Aku segera menyiapkan makan malam, kemudian membersihkan rumah. Setelah semua beres, aku mandi dan merekap pesanan besok.
Aku selonjoran di kamar. Habis mandi tadi entah kenapa perutku terasa kaku dan penuh seperti orang kekenyangan. Padahal makanku biasa aja seharian ini. Tidak jajan apapun juga.
Risolnya mantul. Gak kalah ama buatan toko ini mah. Cepet lagi nyampenya. Masih panas lho ini tadi.
Mayonya luber maaakkk. Endeeess.
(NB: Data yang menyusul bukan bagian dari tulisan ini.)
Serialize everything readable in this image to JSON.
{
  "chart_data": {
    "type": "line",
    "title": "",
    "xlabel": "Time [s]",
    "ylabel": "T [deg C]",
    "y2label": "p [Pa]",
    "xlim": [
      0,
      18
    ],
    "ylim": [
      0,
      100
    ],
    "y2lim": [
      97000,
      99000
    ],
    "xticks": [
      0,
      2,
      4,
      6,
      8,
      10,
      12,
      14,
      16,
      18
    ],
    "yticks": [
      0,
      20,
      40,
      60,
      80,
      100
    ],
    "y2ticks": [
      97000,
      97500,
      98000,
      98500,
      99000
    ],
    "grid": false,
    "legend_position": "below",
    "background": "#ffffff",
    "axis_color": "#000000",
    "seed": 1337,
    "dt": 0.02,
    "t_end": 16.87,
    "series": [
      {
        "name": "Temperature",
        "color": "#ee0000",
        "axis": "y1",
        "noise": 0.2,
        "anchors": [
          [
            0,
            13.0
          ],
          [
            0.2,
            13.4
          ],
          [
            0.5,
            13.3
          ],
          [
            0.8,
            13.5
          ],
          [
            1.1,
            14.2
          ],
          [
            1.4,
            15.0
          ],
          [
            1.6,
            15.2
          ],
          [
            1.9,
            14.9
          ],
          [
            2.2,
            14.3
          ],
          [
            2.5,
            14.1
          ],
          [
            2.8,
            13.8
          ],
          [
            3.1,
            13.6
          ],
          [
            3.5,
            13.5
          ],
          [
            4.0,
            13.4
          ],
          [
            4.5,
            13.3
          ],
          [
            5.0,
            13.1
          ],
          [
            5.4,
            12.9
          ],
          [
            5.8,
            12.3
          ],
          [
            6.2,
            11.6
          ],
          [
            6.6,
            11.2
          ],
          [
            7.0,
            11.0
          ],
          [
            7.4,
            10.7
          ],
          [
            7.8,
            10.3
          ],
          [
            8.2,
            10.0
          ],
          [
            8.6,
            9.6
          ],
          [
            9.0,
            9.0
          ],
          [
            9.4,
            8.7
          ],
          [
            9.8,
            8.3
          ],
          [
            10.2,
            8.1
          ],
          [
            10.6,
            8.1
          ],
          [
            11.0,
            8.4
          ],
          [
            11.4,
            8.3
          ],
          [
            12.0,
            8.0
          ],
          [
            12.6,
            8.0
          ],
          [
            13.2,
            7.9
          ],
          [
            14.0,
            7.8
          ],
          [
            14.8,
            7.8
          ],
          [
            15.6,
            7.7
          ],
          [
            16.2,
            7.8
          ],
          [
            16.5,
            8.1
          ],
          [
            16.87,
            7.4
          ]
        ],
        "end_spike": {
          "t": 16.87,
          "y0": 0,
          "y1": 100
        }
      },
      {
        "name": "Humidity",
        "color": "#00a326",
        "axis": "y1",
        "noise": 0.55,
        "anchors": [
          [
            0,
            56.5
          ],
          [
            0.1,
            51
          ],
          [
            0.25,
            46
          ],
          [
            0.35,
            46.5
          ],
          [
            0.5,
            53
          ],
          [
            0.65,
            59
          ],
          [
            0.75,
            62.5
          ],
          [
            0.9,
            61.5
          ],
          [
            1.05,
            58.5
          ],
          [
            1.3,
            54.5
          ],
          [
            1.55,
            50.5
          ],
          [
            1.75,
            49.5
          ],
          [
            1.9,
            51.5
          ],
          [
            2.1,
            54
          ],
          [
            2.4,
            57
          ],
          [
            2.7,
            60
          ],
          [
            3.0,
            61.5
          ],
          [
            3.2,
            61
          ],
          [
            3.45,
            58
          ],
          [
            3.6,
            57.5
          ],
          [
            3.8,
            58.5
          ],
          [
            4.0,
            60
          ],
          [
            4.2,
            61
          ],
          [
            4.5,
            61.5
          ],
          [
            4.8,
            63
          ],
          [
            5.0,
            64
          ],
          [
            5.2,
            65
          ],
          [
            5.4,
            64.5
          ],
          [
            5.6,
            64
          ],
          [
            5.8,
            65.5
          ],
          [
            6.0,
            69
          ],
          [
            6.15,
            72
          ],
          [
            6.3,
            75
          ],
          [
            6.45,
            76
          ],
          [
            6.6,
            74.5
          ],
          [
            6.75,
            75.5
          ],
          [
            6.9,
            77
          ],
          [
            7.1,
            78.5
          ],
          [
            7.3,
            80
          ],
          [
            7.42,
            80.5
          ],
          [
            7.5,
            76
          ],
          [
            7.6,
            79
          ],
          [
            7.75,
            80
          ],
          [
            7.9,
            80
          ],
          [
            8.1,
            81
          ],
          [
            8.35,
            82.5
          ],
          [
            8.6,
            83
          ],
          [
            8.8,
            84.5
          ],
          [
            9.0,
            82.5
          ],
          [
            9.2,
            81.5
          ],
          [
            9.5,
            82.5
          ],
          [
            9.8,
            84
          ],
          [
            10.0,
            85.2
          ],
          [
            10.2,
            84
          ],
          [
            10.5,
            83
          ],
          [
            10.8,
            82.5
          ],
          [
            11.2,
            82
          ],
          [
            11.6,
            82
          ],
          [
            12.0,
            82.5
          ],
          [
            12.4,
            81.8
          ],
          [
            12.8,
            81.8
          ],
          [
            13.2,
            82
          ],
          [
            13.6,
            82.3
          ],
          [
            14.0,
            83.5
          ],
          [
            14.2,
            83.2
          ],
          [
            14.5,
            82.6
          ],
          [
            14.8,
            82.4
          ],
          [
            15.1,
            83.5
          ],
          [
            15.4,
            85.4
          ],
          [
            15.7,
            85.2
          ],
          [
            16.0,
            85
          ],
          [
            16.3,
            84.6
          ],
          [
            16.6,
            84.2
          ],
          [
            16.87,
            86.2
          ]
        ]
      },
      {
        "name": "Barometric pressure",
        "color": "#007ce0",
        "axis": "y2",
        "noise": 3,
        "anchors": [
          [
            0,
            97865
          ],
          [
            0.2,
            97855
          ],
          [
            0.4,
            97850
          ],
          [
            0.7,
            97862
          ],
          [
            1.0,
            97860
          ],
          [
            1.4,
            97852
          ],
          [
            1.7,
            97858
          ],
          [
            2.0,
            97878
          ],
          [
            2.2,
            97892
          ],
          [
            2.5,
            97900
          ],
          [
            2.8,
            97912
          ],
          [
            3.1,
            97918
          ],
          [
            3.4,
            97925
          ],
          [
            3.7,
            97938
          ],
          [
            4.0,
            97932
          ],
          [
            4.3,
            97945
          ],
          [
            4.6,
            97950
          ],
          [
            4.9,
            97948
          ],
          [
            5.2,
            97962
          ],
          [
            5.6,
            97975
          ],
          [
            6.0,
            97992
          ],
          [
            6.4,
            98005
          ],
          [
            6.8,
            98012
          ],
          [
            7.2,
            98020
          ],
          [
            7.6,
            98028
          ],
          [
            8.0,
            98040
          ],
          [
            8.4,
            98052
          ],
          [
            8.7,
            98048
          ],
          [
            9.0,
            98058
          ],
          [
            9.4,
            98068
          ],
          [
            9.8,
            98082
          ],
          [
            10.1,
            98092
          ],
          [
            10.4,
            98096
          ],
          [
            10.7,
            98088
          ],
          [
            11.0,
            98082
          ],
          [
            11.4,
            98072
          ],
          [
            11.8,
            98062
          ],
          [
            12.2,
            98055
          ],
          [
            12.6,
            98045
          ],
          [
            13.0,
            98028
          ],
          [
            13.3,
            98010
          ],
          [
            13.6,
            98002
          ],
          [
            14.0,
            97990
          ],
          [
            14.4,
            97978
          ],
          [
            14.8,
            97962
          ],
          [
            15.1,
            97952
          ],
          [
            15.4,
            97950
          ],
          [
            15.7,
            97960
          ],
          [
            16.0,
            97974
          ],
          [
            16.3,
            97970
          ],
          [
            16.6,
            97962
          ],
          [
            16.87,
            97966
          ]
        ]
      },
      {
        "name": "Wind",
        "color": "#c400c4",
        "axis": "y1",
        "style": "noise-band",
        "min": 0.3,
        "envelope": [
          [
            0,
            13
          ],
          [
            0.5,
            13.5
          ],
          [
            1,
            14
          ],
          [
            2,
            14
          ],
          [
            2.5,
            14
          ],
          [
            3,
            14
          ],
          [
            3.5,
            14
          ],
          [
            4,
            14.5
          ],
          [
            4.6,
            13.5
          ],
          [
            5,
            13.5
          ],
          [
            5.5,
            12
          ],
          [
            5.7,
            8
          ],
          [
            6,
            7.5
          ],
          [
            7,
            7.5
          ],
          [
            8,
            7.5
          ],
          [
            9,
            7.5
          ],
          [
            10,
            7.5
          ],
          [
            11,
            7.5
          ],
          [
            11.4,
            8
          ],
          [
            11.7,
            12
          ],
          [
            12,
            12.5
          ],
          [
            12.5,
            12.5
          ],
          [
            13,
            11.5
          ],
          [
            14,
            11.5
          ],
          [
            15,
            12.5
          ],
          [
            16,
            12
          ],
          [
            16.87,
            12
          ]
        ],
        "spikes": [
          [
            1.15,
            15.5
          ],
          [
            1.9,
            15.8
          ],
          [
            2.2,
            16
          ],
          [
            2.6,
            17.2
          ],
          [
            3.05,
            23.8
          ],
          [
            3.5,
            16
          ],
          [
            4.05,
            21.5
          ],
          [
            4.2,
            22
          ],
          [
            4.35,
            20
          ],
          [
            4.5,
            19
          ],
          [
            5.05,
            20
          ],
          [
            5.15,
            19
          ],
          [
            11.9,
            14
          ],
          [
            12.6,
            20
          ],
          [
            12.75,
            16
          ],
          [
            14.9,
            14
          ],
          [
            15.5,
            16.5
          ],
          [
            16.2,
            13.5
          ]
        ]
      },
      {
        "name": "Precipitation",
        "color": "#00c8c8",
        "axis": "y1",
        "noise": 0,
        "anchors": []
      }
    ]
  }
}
Tanggung jawab Na, suami jadi ketagihan ini.
Yang begini nih kalo chiffon cake dibuat dari hati yang penuh cinta. Lembuuuttt.
Roll nanasnya mantap, Na. Selainya gak bikin batuk. Ini sudah tinggal setengah, anak-anakku gak berhenti makan.
Kubaca feedback teman-temanku, dan ku screenshot buat jadi testimoni. Kemudian ku upload di status dan story medsosku. Tentunya dengan ijin yang bersangkutan.
Senangnya tidak bisa digambarkan dengan kata-kata saat customer puas dengan produk dan pelayanan kita.
Aku makan malam dengan Mas Rama dengan tidak bernafsu karena kondisi perut ini. Mas Rama melihatku dengan khawatir.
"Apa masuk angin, Yank? Atau salah makan jajanan tadi?" tanya Mas Rama dengan memegang dahiku.
"Alana gak jajan apa-apa hari ini, Mas. Makan siang kan juga barengan ama Mas. Gak enak aja nih perut, begah gitu."
"Begah karena isi dedek kali ya, Yank?" Mas Rama berusaha menghiburku.
Aku terdiam. Kuingat-ingat lagi kapan aku kedatangan tamu bulanan.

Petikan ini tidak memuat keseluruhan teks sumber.